Где-то часы пробили пять. Николай Сергеевич никак не мог выяснить, где именно находятся эти часы, в бессонные ночи нагонявшие на него тоску. Он жил в Берлине уже несколько недель, из них почти месяц жил один: Катя была на море. Она поставила себе целью потерять десять фунтов в весе. Алексей Иванович прямо ей заявил: либо похудеть, либо бросить цирк. Об измене цирку Катя не хотела слышать. По ее требованию, Николай Сергеевич вел переговоры с труппами Ренца и Саломонского. Впрочем, он надеялся, что из дела ничего не выйдет. Кроме выстрела, Катя ничего не знала. После первой недели в Герингсдорфе от нее пришло восторженное письмо: потеряла три фунта. Затем восторг у нее ослабел. Вторая неделя дала фунт, — Катя объясняла это происками рыжей ведьмы, хозяйки пансиона, которая кормила их не тем, чем следует (на полях была приписка Рыжкова: «все неправда, она жрет пирожные, хоть бы вы повлияли, Николай Сергеевич!»).

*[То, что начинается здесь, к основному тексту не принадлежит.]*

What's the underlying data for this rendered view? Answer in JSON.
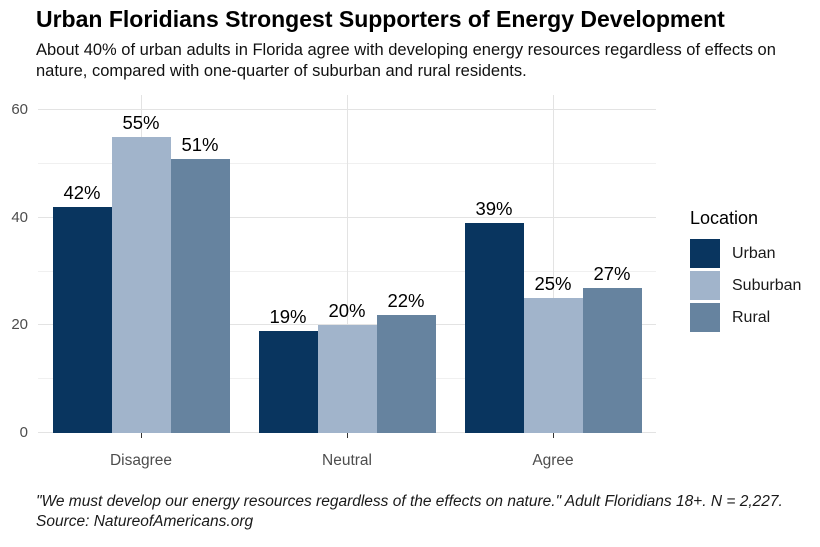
{
  "header": {
    "title": "Urban Floridians Strongest Supporters of Energy Development",
    "subtitle": "About 40% of urban adults in Florida agree with developing energy resources regardless of effects on nature, compared with one-quarter of suburban and rural residents."
  },
  "caption": "\"We must develop our energy resources regardless of the effects on nature.\" Adult Floridians 18+. N = 2,227. Source: NatureofAmericans.org",
  "chart_data": {
    "type": "bar",
    "title": "Urban Floridians Strongest Supporters of Energy Development",
    "subtitle": "About 40% of urban adults in Florida agree with developing energy resources regardless of effects on nature, compared with one-quarter of suburban and rural residents.",
    "categories": [
      "Disagree",
      "Neutral",
      "Agree"
    ],
    "series": [
      {
        "name": "Urban",
        "color": "#09355F",
        "values": [
          42,
          19,
          39
        ]
      },
      {
        "name": "Suburban",
        "color": "#A1B4CB",
        "values": [
          55,
          20,
          25
        ]
      },
      {
        "name": "Rural",
        "color": "#66839F",
        "values": [
          51,
          22,
          27
        ]
      }
    ],
    "data_label_suffix": "%",
    "xlabel": "",
    "ylabel": "",
    "ylim": [
      0,
      62.8
    ],
    "y_major_ticks": [
      0,
      20,
      40,
      60
    ],
    "y_minor_gridlines": [
      10,
      30,
      50
    ],
    "grid": "on",
    "legend": {
      "title": "Location",
      "position": "right",
      "entries": [
        "Urban",
        "Suburban",
        "Rural"
      ]
    },
    "colors": {
      "grid_major": "#e3e3e3",
      "grid_minor": "#f0f0f0",
      "axis_text": "#4d4d4d",
      "tick_mark": "#333333"
    }
  }
}
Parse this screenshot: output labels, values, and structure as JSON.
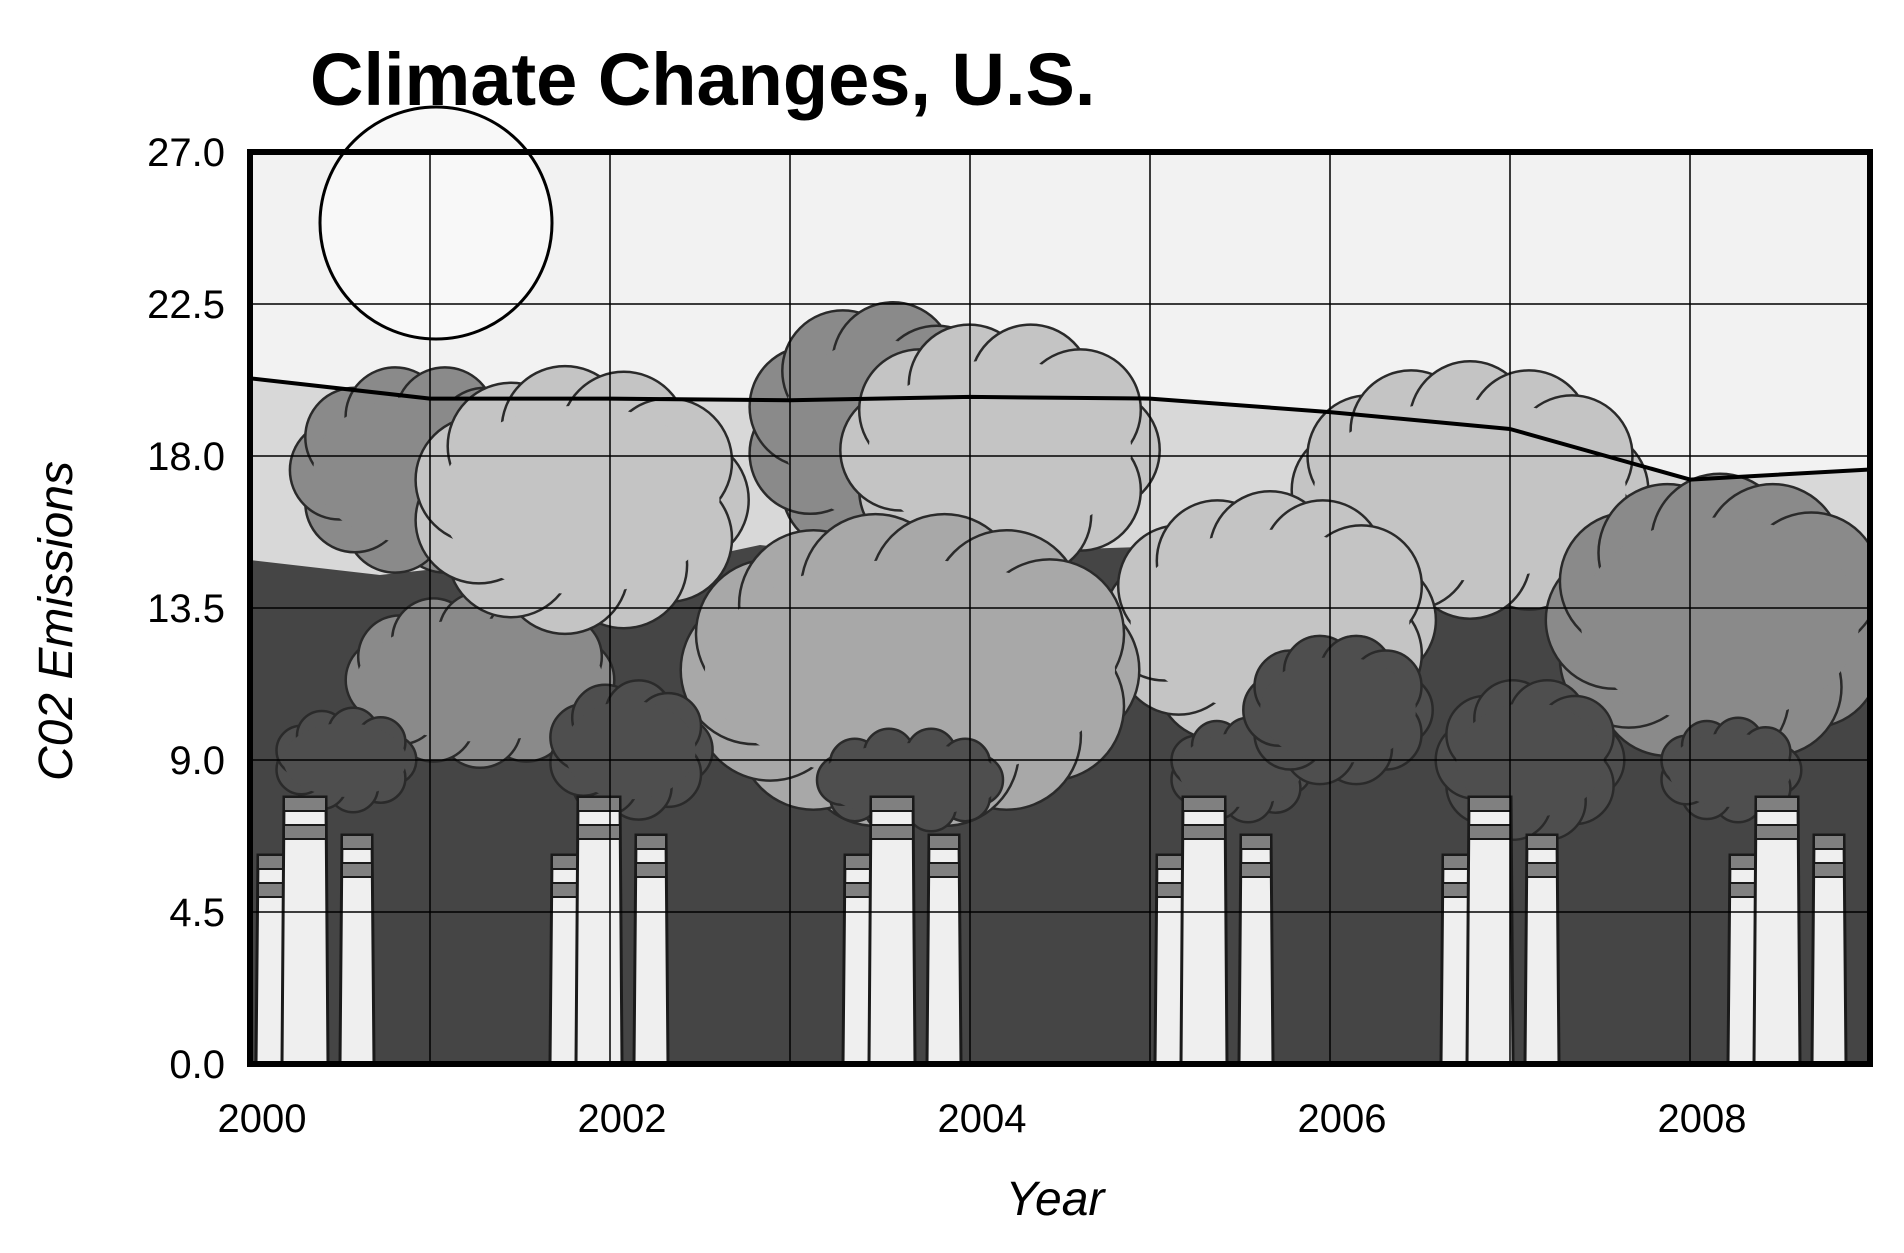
{
  "chart_data": {
    "type": "area",
    "title": "Climate Changes, U.S.",
    "xlabel": "Year",
    "ylabel": "C02 Emissions",
    "x_ticks": [
      "2000",
      "2002",
      "2004",
      "2006",
      "2008"
    ],
    "y_ticks": [
      "0.0",
      "4.5",
      "9.0",
      "13.5",
      "18.0",
      "22.5",
      "27.0"
    ],
    "xlim": [
      2000,
      2009
    ],
    "ylim": [
      0,
      27
    ],
    "grid": true,
    "series": [
      {
        "x": [
          2000,
          2001,
          2002,
          2003,
          2004,
          2005,
          2006,
          2007,
          2008,
          2009
        ],
        "values": [
          20.3,
          19.7,
          19.7,
          19.65,
          19.75,
          19.7,
          19.3,
          18.8,
          17.3,
          17.6
        ]
      }
    ],
    "colors": {
      "sky": "#f2f2f2",
      "sun": "#f8f8f8",
      "area_top": "#d8d8d8",
      "area_dark": "#454545",
      "cloud_light": "#c4c4c4",
      "cloud_mid": "#a8a8a8",
      "cloud_gray": "#8a8a8a",
      "cloud_dark": "#4e4e4e",
      "stack": "#efefef",
      "stack_band": "#808080",
      "line": "#000000",
      "grid": "#000000"
    }
  }
}
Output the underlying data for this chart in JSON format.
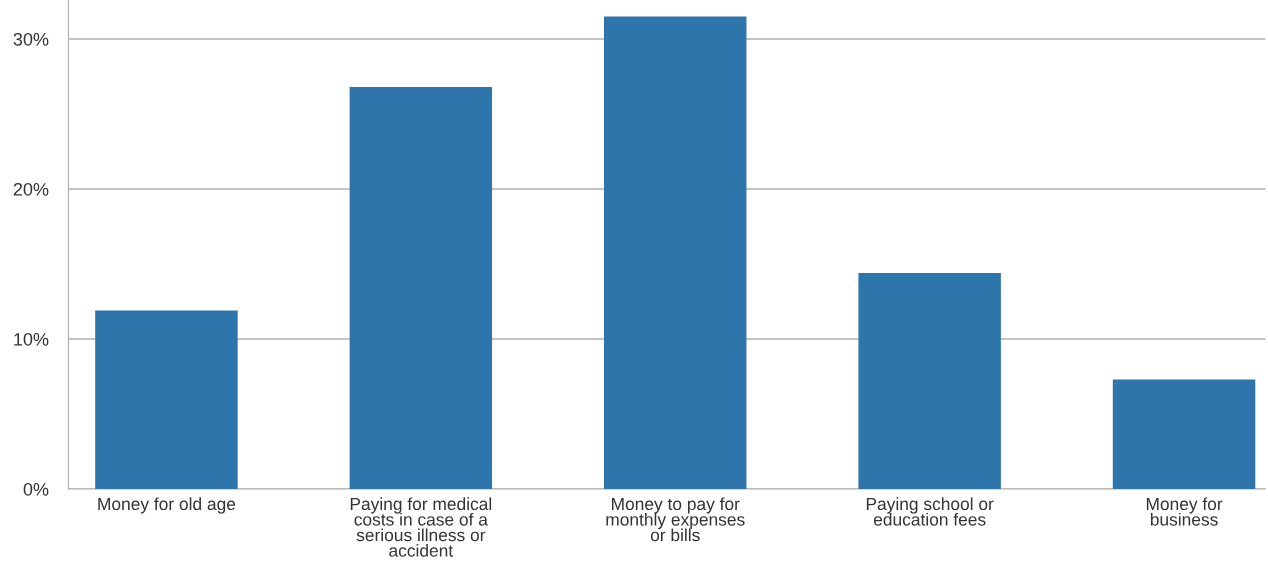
{
  "chart_data": {
    "type": "bar",
    "categories": [
      "Money for old age",
      "Paying for medical\ncosts in case of a\nserious illness or\naccident",
      "Money to pay for\nmonthly expenses\nor bills",
      "Paying school or\neducation fees",
      "Money for\nbusiness"
    ],
    "values": [
      11.9,
      26.8,
      31.5,
      14.4,
      7.3
    ],
    "color": "#2e75ab",
    "ylim": [
      0,
      32.6
    ],
    "yticks": [
      {
        "value": 0,
        "label": "0%"
      },
      {
        "value": 10,
        "label": "10%"
      },
      {
        "value": 20,
        "label": "20%"
      },
      {
        "value": 30,
        "label": "30%"
      }
    ],
    "grid": "y"
  }
}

В конце июня Николай Сергеевич навестил их в Герингсдорфе, не предупредив о своем приезде. С вокзала он отправился в пансион, оставил там, к неудовольствию хозяйки, свой чемодан и пошел на берег их разыскивать. Еще издали он услышал восторженный звонкий смех Кати. «Прежде этот смех, как говорится, сводил меня с ума … Нет, я и теперь люблю его, он меня раздражает только, когда я и без того раздражен», — подумал Николай Сергеевич, тут же себя выругавший: место и время были неподходящие для самоанализа. Катя издали его увидела. В первую секунду она остолбенела. Потом начались восторженный визг, хохот, вопросы, заботы, негодованье, — он вечером хотел уехать. Катя потребовала, чтобы он тут же раздобыл костюм и пошел с ней купаться. «Да я сам об этом мечтал всю дорогу!» — сказал весело Мамонтов, глядя на нее и держа ее обеими руками за руки. Он не видел ее в купальном костюме.

— …Они дают напрокат, и всего за ихний четвертак… И чистый костюм, совсем не противно. Я тоже в первый день взяла напрокат, мы тут встретили одного русского, старичка, и он для меня купил этот. Правда, очень красивый? Ах, как жаль, что здесь нельзя целоваться!.. Мы прямо отсюда пойдем домой… Ты знаешь, мы теперь не завтракаем, а рано пьем чай! Я чтоб похудеть, а Алешенька за компанию. Сами чай варим, покупаем ветчину, колбасу, яйца. Ветчина здесь чудная! Хотя у нас лучше, если от Елисеева… Иногда я и варенье ем, но редко и немного, боюсь Алешеньки. Нет, ты не смеешь сегодня уезжать, это просто безобразие, я тебя не отпущу! — говорила она после купанья. — Просто возьму и не отпущу!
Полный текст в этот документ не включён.